A better design is to convert the pager to a "next" link. Assuming there are 20 results per page, the query should then use a LIMIT of 21 rows and display only 20. If the 21st row exists in the results, there's a next page, and you can render the "next" link.

Another possibility is to fetch and cache many more rows than you need—say, 1,000—and then retrieve them from the cache for successive pages. This strategy lets your application know how large the full result set is. If it's fewer than 1,000 rows, the application knows how many page links to render; if it's more, the application can just display "more than 1,000 results found." Both strategies are much more efficient than repeatedly generating an entire result and discarding most of it.

Even when you can't use these tactics, using a separate COUNT(*) query to find the number of rows can be much faster than SQL_CALC_FOUND_ROWS, if it can use a covering index."

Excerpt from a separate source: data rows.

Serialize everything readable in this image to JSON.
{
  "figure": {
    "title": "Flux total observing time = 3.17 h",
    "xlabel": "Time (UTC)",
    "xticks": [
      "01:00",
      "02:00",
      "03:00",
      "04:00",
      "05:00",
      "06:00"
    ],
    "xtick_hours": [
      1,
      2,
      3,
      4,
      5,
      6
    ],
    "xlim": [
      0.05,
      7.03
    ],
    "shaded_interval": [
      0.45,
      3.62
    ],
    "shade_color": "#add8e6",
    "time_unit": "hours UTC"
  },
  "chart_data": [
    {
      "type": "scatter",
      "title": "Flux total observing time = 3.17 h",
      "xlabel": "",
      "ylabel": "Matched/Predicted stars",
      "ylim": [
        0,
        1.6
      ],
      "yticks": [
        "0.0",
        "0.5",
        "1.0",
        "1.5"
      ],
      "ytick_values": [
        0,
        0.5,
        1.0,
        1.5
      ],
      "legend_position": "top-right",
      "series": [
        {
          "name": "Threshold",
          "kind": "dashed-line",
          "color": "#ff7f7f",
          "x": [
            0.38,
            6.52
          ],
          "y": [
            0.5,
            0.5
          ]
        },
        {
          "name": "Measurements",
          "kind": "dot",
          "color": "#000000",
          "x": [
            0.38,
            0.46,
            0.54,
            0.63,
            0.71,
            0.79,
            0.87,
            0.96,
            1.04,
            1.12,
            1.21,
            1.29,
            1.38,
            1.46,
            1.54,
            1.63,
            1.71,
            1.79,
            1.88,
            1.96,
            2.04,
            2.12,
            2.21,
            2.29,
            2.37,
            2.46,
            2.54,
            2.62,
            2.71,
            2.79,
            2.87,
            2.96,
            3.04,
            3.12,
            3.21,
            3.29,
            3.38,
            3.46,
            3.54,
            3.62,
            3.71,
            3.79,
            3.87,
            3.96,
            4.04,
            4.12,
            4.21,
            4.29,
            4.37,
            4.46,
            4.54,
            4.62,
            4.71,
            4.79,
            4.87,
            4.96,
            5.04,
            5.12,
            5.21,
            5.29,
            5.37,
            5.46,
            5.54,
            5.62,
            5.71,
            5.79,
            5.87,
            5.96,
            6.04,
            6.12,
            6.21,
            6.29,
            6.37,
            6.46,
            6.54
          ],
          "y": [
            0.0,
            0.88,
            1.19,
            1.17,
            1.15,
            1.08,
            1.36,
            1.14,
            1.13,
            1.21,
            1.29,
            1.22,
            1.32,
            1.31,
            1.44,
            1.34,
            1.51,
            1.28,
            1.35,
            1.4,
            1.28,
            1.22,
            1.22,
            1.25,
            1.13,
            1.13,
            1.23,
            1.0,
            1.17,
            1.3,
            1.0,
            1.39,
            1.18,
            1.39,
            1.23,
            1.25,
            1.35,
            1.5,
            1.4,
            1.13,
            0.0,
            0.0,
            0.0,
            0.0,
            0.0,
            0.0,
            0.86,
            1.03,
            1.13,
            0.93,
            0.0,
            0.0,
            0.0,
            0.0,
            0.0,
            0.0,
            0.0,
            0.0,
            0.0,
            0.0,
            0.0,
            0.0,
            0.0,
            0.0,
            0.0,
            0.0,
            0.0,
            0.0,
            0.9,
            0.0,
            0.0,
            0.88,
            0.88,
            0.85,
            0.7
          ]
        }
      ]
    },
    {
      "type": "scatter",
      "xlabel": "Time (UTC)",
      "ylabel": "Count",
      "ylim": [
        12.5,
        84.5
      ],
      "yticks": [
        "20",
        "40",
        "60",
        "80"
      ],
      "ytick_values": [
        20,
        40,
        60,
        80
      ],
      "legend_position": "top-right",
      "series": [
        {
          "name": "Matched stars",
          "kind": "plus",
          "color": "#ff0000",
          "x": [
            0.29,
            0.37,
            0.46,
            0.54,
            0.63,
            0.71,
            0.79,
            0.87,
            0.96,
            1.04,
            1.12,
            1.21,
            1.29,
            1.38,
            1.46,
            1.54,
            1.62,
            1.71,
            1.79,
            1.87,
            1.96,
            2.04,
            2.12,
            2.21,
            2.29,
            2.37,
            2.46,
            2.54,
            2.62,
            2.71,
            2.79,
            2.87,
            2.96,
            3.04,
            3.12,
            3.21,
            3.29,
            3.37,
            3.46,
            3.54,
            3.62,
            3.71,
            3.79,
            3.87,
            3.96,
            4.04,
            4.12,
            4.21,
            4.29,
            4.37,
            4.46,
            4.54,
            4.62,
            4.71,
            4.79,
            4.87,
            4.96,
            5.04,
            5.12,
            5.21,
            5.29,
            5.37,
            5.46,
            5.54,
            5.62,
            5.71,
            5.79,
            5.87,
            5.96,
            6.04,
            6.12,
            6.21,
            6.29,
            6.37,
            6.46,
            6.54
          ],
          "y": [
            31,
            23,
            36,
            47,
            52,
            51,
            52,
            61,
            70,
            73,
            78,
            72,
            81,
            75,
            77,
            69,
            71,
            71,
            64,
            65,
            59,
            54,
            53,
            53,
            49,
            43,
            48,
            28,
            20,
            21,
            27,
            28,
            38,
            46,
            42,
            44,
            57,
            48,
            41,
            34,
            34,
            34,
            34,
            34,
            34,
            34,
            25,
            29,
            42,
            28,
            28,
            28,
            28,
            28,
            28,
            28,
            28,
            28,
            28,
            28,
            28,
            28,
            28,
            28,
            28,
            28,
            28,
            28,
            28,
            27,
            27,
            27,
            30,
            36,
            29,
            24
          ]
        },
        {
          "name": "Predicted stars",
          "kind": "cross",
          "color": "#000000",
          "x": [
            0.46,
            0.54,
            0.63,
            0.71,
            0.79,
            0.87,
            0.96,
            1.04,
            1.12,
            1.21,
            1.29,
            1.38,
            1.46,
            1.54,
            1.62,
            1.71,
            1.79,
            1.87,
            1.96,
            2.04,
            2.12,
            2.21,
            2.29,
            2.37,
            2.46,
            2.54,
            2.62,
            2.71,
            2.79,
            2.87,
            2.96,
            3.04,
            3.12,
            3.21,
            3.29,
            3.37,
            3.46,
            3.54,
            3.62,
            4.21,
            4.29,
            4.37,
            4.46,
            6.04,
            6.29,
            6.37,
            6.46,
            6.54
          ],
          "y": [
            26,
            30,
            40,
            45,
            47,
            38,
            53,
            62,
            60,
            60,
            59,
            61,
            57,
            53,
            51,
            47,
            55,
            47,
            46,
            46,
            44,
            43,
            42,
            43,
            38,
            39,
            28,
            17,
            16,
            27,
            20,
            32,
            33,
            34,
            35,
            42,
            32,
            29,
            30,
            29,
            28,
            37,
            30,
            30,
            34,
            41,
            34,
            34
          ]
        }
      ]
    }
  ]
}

8. Using "MATCH (columns) AGAINST (value)" allows you to conduct searches in either Boolean or Natural Language Modes and ranks your results, a significant improvement over "LIKE %value%'"
"A natural-language search query determines each document's relevance to the query. Relevance is based on the number of matched words and the frequency with which they occur in the document. Words that are less common in the entire index make a match more relevant. In contrast, extremely common words aren't worth searching for at all. A natural-language full-text search excludes words that exist in more than 50% of the rows in the table, even if they're not in the stopword list.

In Boolean searches, the query itself specifies the relative relevance of each word in a match.
When constructing a Boolean search query, you can use prefixes to modify the relative ranking of each keyword in the search string. The most commonly used modifiers are shown below...
dinosaur Rows containing "dinosaur" rank higher.
~dinosaur Rows containing "dinosaur" rank lower.
+dinosaur Rows must contain "dinosaur".
-dinosaur Rows must not contain "dinosaur".
dino* Rows containing words that begin with "dino" rank higher."